If you have any questions about this report, please contact James W. Vickers, Assistant General Counsel, at (202) 512-8210. The official responsible for GAO evaluation work relating to the subject matter of the rule is Larry Dyckman, Director, Food and Agriculture Issues. Mr. Dyckman can be reached at (202) 512-5138.
Robert P. Murphy
ANALYSIS UNDER 5 U.S.C. 801(a)(1)(B)(i)-(iv) OF A MAJOR RULE
ISSUED BY THE
DEPARTMENT OF AGRICULTURE,
AGRICULTURAL MARKETING SERVICE
"MILK IN THE NEW ENGLAND AND OTHER MARKETING AREAS;
ORDER AMENDING THE ORDERS"
(i) Cost-benefit analysis
A cost-benefit analysis was conducted based on the 6-year period from 2000 to 2005 which showed that the all-market average Class I differential is reduced an estimated $0.29 per
hundredweight. Since the Class I price mover is based on the higher of
the Class III or Class IV value, the Class I price is expected to average down only $0.19 per hundredweight. As a result, milk used in Class I products is estimated to increase an average of 42.1 million pounds annually for the 2000-2005 period. Even though consumption of Class I products increases, price decreases result in
$80.4 million less costs annually to consumers and less revenue to dairy farmers delivering to federal order markets. However, primarily because of the increase in the Class II price, consumers spend $77.6 million more for manufactured dairy products even though 34.1 million pounds less federal order milk is sold in manufactured products.
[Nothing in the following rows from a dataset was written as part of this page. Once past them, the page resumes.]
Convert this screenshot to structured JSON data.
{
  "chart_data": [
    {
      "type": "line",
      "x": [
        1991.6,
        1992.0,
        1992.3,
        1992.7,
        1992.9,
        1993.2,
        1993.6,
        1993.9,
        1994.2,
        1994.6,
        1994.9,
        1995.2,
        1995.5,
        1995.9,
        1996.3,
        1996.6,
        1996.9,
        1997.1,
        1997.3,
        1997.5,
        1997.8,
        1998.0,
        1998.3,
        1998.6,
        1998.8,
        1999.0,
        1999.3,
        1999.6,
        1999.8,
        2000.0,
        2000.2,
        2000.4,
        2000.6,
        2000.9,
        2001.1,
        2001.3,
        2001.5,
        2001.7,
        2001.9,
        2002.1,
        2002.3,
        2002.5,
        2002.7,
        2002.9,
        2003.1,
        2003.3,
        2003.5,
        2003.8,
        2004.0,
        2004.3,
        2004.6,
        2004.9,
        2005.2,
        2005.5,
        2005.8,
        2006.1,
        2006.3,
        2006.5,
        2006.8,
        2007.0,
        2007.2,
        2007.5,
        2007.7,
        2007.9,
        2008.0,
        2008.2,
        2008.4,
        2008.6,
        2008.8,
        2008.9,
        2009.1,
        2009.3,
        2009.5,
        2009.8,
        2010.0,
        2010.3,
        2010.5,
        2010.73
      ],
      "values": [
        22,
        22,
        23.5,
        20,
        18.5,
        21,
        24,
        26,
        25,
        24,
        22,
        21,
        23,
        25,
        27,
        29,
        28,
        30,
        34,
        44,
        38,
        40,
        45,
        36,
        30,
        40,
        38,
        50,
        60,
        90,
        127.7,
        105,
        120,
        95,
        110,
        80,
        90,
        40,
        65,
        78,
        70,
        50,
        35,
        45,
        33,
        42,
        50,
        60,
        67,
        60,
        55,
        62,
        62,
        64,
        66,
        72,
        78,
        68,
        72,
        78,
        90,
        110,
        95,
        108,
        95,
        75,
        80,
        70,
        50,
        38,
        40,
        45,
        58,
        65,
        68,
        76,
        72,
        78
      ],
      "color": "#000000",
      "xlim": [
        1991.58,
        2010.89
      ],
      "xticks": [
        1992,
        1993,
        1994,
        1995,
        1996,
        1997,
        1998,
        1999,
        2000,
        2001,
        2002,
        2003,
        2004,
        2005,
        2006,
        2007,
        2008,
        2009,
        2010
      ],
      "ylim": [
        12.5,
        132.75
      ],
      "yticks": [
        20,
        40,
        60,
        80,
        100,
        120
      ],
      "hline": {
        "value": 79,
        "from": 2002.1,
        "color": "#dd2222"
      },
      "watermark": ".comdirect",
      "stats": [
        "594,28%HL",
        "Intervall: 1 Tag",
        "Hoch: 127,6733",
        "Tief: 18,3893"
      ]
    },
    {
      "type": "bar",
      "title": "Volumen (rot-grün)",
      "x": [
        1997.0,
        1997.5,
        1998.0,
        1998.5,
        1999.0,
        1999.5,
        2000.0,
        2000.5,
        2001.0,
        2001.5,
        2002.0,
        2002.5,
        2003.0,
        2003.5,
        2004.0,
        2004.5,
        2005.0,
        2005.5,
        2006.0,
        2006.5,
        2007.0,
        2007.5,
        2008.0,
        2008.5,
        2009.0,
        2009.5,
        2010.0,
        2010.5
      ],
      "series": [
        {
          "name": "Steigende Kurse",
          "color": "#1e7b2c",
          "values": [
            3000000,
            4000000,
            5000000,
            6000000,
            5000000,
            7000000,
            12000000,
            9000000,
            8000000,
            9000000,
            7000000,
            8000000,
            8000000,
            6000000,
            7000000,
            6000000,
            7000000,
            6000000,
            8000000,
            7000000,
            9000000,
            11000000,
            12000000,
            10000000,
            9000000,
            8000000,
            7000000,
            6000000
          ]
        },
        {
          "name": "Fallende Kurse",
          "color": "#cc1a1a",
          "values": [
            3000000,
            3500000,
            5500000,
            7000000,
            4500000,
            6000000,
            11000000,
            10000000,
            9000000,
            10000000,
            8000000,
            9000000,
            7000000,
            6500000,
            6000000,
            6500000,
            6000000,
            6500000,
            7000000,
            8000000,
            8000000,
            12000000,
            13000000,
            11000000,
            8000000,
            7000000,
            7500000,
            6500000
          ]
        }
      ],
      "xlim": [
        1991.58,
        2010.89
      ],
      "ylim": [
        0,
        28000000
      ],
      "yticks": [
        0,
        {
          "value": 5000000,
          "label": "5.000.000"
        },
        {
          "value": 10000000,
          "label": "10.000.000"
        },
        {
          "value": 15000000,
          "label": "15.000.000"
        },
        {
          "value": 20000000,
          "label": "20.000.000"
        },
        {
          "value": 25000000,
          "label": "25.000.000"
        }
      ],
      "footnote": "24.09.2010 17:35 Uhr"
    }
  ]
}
(ii) Agency actions relevant to the Regulatory Flexibility Act, 5 U.S.C. 603-605, 607, and 609
The Department of Agriculture considered the economic impact of the reforms contained in the final rule on small entities and prepared a final regulatory flexibility analysis which was included in the final decision published in the Federal Register. 64 Fed. Reg. 16034. The analysis discusses the steps taken to minimize the impact on small entities while adhering to the stated objectives of the rule. The Department attempted to balance the interests of the small producer and the small processor in drafting the final rule.
(iii) Agency actions relevant to sections 202-205 of the Unfunded Mandates Reform Act of 1995, 2 U.S.C. 1532-1535
The final rule does not impose either an intergovernmental or private sector mandate of over $100 million per year, as defined in the Unfunded Mandates Act of 1995.
(iv) Other relevant information or requirements under acts and executive orders
Administrative Procedure Act, 5 U.S.C. 551 et seq.
The final rule was issued using the notice and comment procedures contained at 5 U.S.C. 553. On January 30, 1998, a Notice of Proposed Rulemaking was published in the Federal Register. 63 Fed. Reg. 4802. Subsequently, the time period for the receipt of comments was extended. 63 Fed. Reg. 12417.
Paperwork Reduction Act, 44 U.S.C. 3501-3520
The information collection requirements contained in the final rule were previously approved by the Office of Management and Budget under OMB control number 0581-0032, effective through September 30, 2001.
Statutory authorization for the rule
The final rule was issued under the authority of section 143 of the Federal Agriculture Improvement and Reform Act of 1996, Pub. L. 104-127, April 4, 1996.
Executive Order No. 12866
The final rule was reviewed under the Order and found to be an "economically significant" regulatory action and approved by the Office of Management and Budget as complying with the requirements of the Order.